The first, most obvious Great Woman is the Virgin Mary, mother of Jesus.  Her best known quality comes from her humble acceptance of God’s incomprehensible announcement to her that she would give birth without the well known methods of conception. “Behold the maidservant of the Lord.  Let it be to me according to your word.”  This response, however, finds completion in St. Luke’s equally simple report after Jesus was born and many remarkable events had occurred, “But Mary kept all these things and pondered them in her heart.”  Mary’s greatness shines in how she receives God’s will, accepting what He gives, whether done to her, or in her presence.  In this way she allowed great things to be accomplished through her.  She does not fight against, nor reject, the things she cannot comprehend, but “ponders them in her heart,” as she continues moving within God’s will.  The greatest of feminine achievement is motherhood, characterized by fruitfulness, both literal and metaphorical.  Through Mary, God worked salvation for all mankind; she bore fruit indeed—and how!  Sadly the modern feminist sensibilities (born in resentment) miss out on the obvious reality that in working this way, God made Himself and His plans utterly dependent on this woman.  And isn’t this exactly how children, themselves, begin, as utter dependents?  Therein rests the crucial importance of motherhood to the fulfillment of feminine virtue.
Charlotte Mason, my next and last example, was an educator in the late 19th and early 20th century England.  She promoted a practical philosophy of education centered on character formation, which was fully expected to be nurtured by parents.  Her methods continue in wide use, finding an enthusiastic and broad audience among today’s homeschooling families, but not only homeschooling families.  Her greatness arises first from the kind of influence she has, and secondly from the size of that influence.  She promoted virtue in and through virtuous families.  Herself not a mother, she nevertheless exercised the virtues of motherhood in planting and cultivating this whole-person approach, bearing fruit through her own established schools, institutions, and teacher training.  She continues to bear fruit through her writings and the many organizations and families that practice and promote Miss Mason’s principles and methods.   
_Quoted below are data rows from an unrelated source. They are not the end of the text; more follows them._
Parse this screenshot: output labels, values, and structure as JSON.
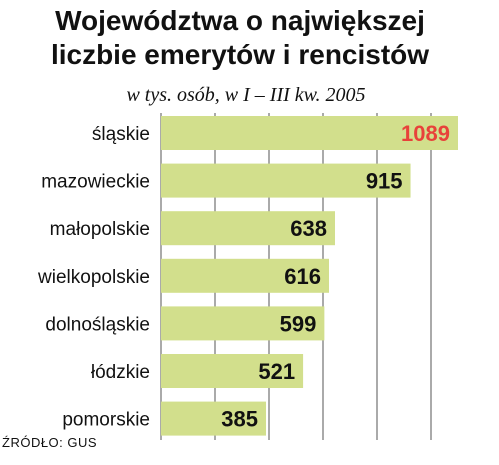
{
  "chart_data": {
    "type": "bar",
    "orientation": "horizontal",
    "title_line1": "Województwa o największej",
    "title_line2": "liczbie emerytów i rencistów",
    "subtitle": "w tys. osób, w I – III kw. 2005",
    "categories": [
      "śląskie",
      "mazowieckie",
      "małopolskie",
      "wielkopolskie",
      "dolnośląskie",
      "łódzkie",
      "pomorskie"
    ],
    "values": [
      1089,
      915,
      638,
      616,
      599,
      521,
      385
    ],
    "value_labels": [
      "1089",
      "915",
      "638",
      "616",
      "599",
      "521",
      "385"
    ],
    "xlim": [
      0,
      1180
    ],
    "grid": true,
    "source": "ŹRÓDŁO: GUS",
    "colors": {
      "bar": "#d2df8c",
      "grid": "#555555",
      "value_text": "#111111",
      "highlight_value_text": "#e8423a"
    }
  }
}
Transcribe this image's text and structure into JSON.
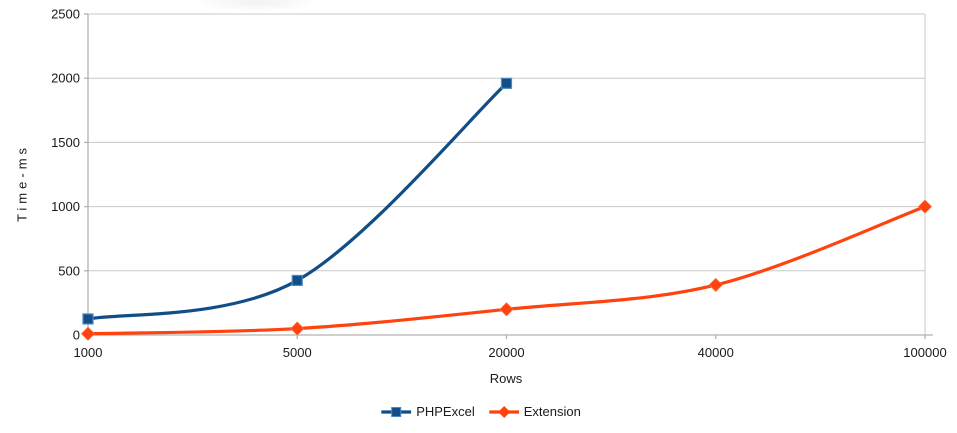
{
  "chart_data": {
    "type": "line",
    "title": "",
    "xlabel": "Rows",
    "ylabel": "Time-ms",
    "categories": [
      "1000",
      "5000",
      "20000",
      "40000",
      "100000"
    ],
    "series": [
      {
        "name": "PHPExcel",
        "color": "#114E87",
        "marker": "square",
        "marker_edge": "#4E87C6",
        "values": [
          125,
          425,
          1960,
          null,
          null
        ]
      },
      {
        "name": "Extension",
        "color": "#FF420E",
        "marker": "diamond",
        "marker_edge": "#FF6A3C",
        "values": [
          10,
          50,
          200,
          390,
          1000
        ]
      }
    ],
    "ylim": [
      0,
      2500
    ],
    "ytick_step": 500,
    "yticks": [
      "0",
      "500",
      "1000",
      "1500",
      "2000",
      "2500"
    ],
    "grid": "horizontal",
    "legend_position": "bottom",
    "grid_color": "#C9C9C9",
    "axis_color": "#B2B2B2",
    "text_color": "#1A1A1A",
    "background_color": "#FFFFFF"
  }
}
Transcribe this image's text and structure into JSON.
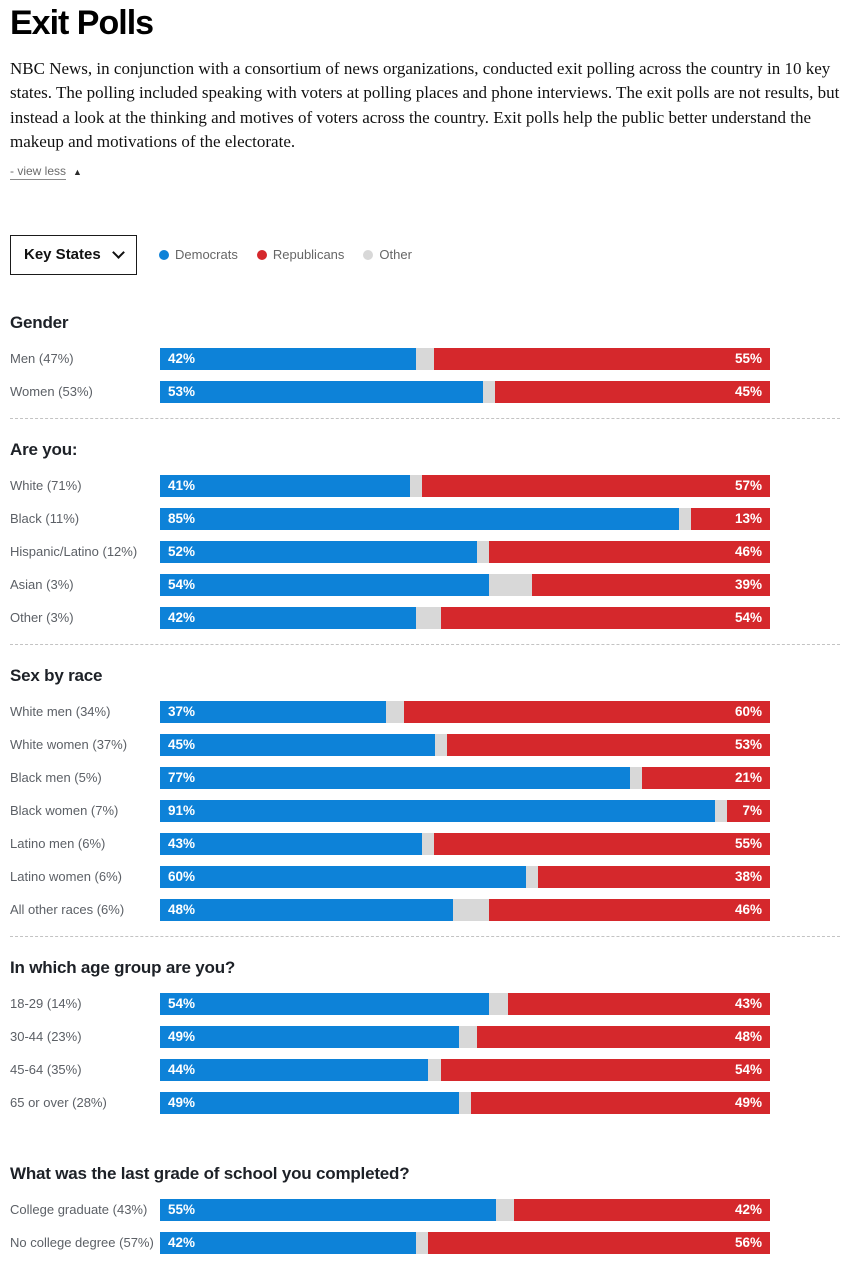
{
  "page": {
    "title": "Exit Polls",
    "description": "NBC News, in conjunction with a consortium of news organizations, conducted exit polling across the country in 10 key states. The polling included speaking with voters at polling places and phone interviews. The exit polls are not results, but instead a look at the thinking and motives of voters across the country. Exit polls help the public better understand the makeup and motivations of the electorate.",
    "view_less_label": "- view less"
  },
  "controls": {
    "dropdown_value": "Key States",
    "legend": [
      {
        "label": "Democrats",
        "color": "#0d82d8"
      },
      {
        "label": "Republicans",
        "color": "#d5282c"
      },
      {
        "label": "Other",
        "color": "#d8d8d8"
      }
    ]
  },
  "chart_data": {
    "type": "bar",
    "variant": "horizontal-stacked-100pct",
    "series_names": [
      "Democrats",
      "Republicans",
      "Other"
    ],
    "colors": {
      "democrats": "#0d82d8",
      "republicans": "#d5282c",
      "other": "#d8d8d8"
    },
    "xlim": [
      0,
      100
    ],
    "value_suffix": "%",
    "separator_after_sections": [
      0,
      1,
      2
    ],
    "sections": [
      {
        "title": "Gender",
        "rows": [
          {
            "label": "Men (47%)",
            "dem": 42,
            "rep": 55
          },
          {
            "label": "Women (53%)",
            "dem": 53,
            "rep": 45
          }
        ]
      },
      {
        "title": "Are you:",
        "rows": [
          {
            "label": "White (71%)",
            "dem": 41,
            "rep": 57
          },
          {
            "label": "Black (11%)",
            "dem": 85,
            "rep": 13
          },
          {
            "label": "Hispanic/Latino (12%)",
            "dem": 52,
            "rep": 46
          },
          {
            "label": "Asian (3%)",
            "dem": 54,
            "rep": 39
          },
          {
            "label": "Other (3%)",
            "dem": 42,
            "rep": 54
          }
        ]
      },
      {
        "title": "Sex by race",
        "rows": [
          {
            "label": "White men (34%)",
            "dem": 37,
            "rep": 60
          },
          {
            "label": "White women (37%)",
            "dem": 45,
            "rep": 53
          },
          {
            "label": "Black men (5%)",
            "dem": 77,
            "rep": 21
          },
          {
            "label": "Black women (7%)",
            "dem": 91,
            "rep": 7
          },
          {
            "label": "Latino men (6%)",
            "dem": 43,
            "rep": 55
          },
          {
            "label": "Latino women (6%)",
            "dem": 60,
            "rep": 38
          },
          {
            "label": "All other races (6%)",
            "dem": 48,
            "rep": 46
          }
        ]
      },
      {
        "title": "In which age group are you?",
        "rows": [
          {
            "label": "18-29 (14%)",
            "dem": 54,
            "rep": 43
          },
          {
            "label": "30-44 (23%)",
            "dem": 49,
            "rep": 48
          },
          {
            "label": "45-64 (35%)",
            "dem": 44,
            "rep": 54
          },
          {
            "label": "65 or over (28%)",
            "dem": 49,
            "rep": 49
          }
        ]
      },
      {
        "title": "What was the last grade of school you completed?",
        "rows": [
          {
            "label": "College graduate (43%)",
            "dem": 55,
            "rep": 42
          },
          {
            "label": "No college degree (57%)",
            "dem": 42,
            "rep": 56
          }
        ]
      }
    ]
  }
}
Neither of these women, great in very different and truly feminine ways, have been “overlooked,” except by the ideologues who narrowly conceive of greatness in masculine terms.  They are the more impoverished for it.  I wish they would keep their poverty to themselves rather than foisting it upon the rest of us through political shenanigans. Women’s History Month deserves an enthusiastic yawn, coupled with a joyful embrace of Lent and the Feast of the Annunciation, the truly great events occurring ever year in March.  And, I might add, Mother’s Day soon follows in May, and what better way to celebrate the greatness of femininity than to acknowledge the good influence of the most prominent woman in your life?